A big annual meeting in Auckland this morning (starts around 8.30am Eastern Australian Summer Time) for Fletcher Building with no only the much anticipated earnings guidance for 2017-18 expected, but an explanation for the sharp slide in profit in the year to June and why the CEO Mark Adamson had to go and the name of his replacement expected.
Fletcher Building is New Zealand’s biggest construction and building supplies company and the ASX and NZX yesterday granted its request for a trading halt trading halt until later today to allow it to time to work out a number of items for announcement to the meeting.
Primarily the company wants time to assess the results of a review of its struggling building unit and whether that will impact earnings guidance for the current year.
KPMG has been conducting the review of two troubled projects in Christchurch and Auckland after delays and higher costs led to a shock 80% slump in profit for the year to June 30.

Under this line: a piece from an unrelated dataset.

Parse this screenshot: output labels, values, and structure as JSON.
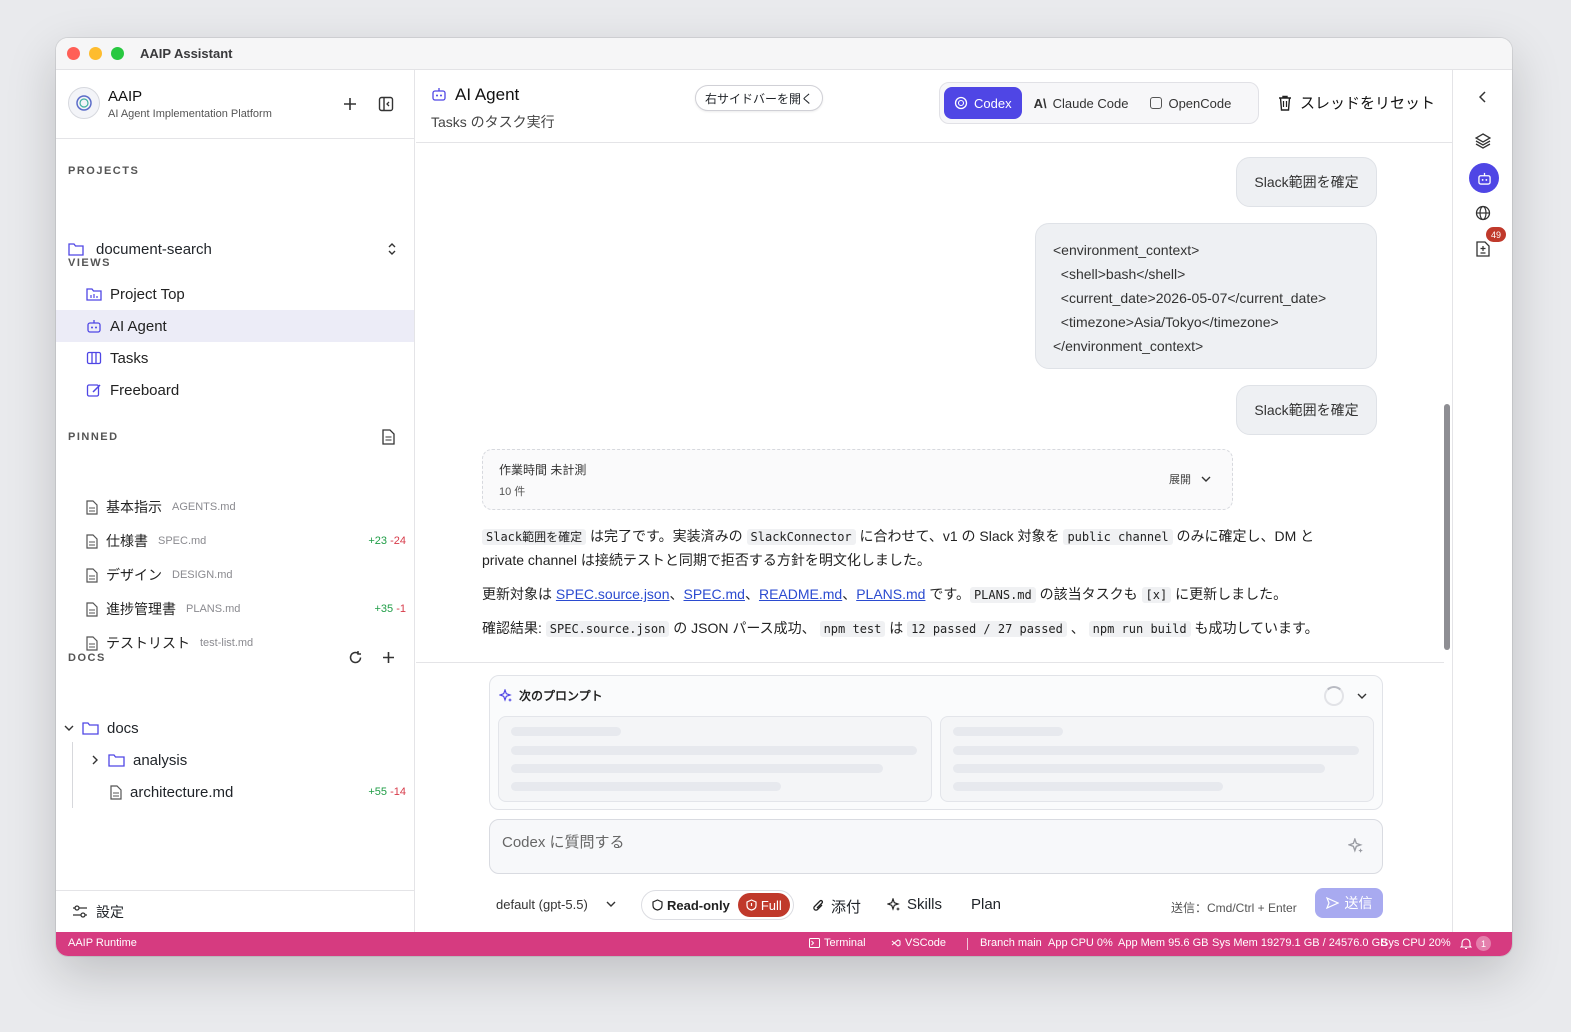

Fletcher said it requested the trading halt while it reviewed "the financial performance of its Building + Interiors business unit … and the impact of that financial performance on earnings guidance for the 2018 financial year."
"The Company is taking the necessary time to carefully consider this matter," it added. Fletcher did not provide earnings guidance with its 2017 annual results because of the review. Reuters reckons Fletcher will post a $NZ448.5 million net profit in the 2017-18 financial year, up from $NZ94 million in 2016-17.
In July, Mr Adamson, the company’s CEO stepped down after Fletcher was forced to make a number of profit downgrades because of cost overruns and other problems with the two projects.
Fletcher said it expects to announce a new CEO prior to today’s meeting ad the start of trading in NZ.
Fletcher shares (FBU) shares were up 0.3% yesterday $7.22 before the suspension. The shares have fallen more than 30% year to date in 2017.